Northern Trust Corporation Price, Consensus and EPS Surprise
Northern Trust Corporation price-consensus-eps-surprise-chart | Northern Trust Corporation Quote
Currently, Northern Trust carries a Zacks Rank #2 (Buy). You can see the complete list of today’s Zacks #1 Rank (Strong Buy) stocks here.
Performance of Other Banks
U.S. Bancorp USB reported fourth-quarter 2019 adjusted earnings per share of $1.08, in line with the Zacks Consensus Estimate. The bottom line jumped slightly from the prior-year quarter figure. Higher loan and deposit balances were the driving factors. However, fall in interest and fee income was recorded. Also, escalating expenses and provisions were the undermining factors.
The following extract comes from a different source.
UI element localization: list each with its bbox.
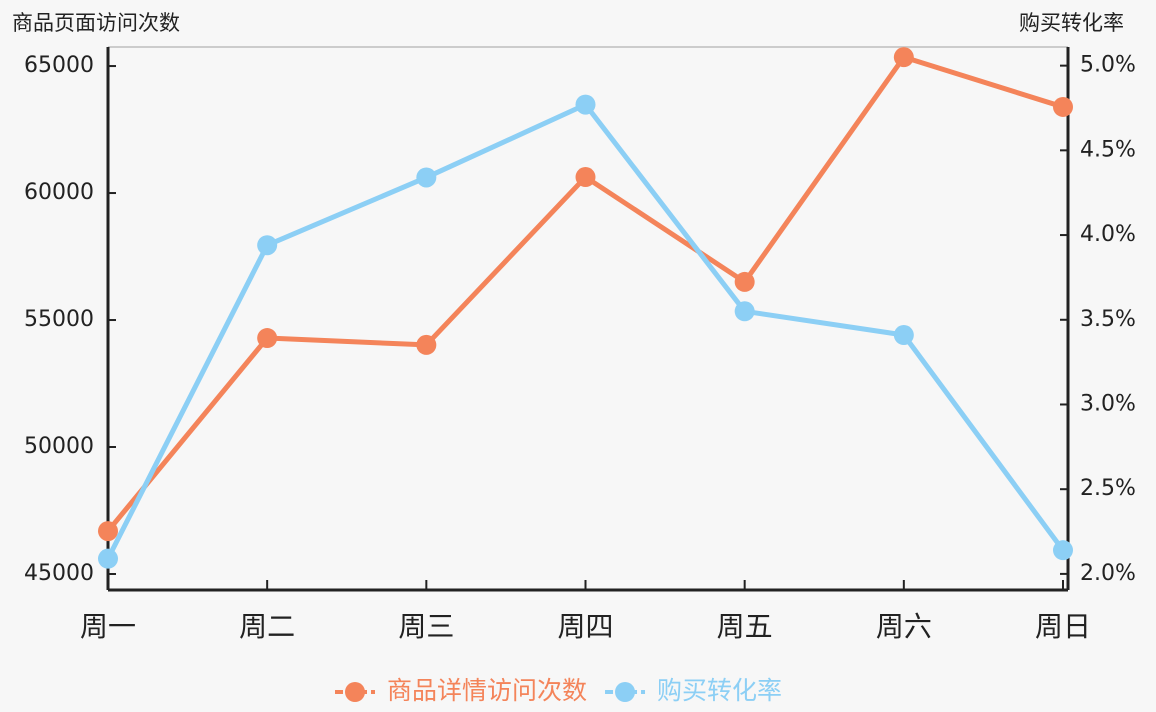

Regions Financial’s RF fourth-quarter adjusted earnings of 40 cents per share surpassed the Zacks Consensus Estimate of 39 cents. Moreover, the figure reflects a 5.3% rise, year over year. Results benefited from an improvement in revenues. The company’s balance-sheet position remained strong. Nonetheless, higher expenses and rise in provisions hurt results to some extent.
Riding on high revenues, PNC Financial PNC reported a positive earnings surprise of 1.7% in fourth-quarter 2019. Earnings per share of $2.97 outpaced the Zacks Consensus Estimate of $2.92. In addition, the bottom line reflects an 8% jump from the prior-year quarter’s reported figure.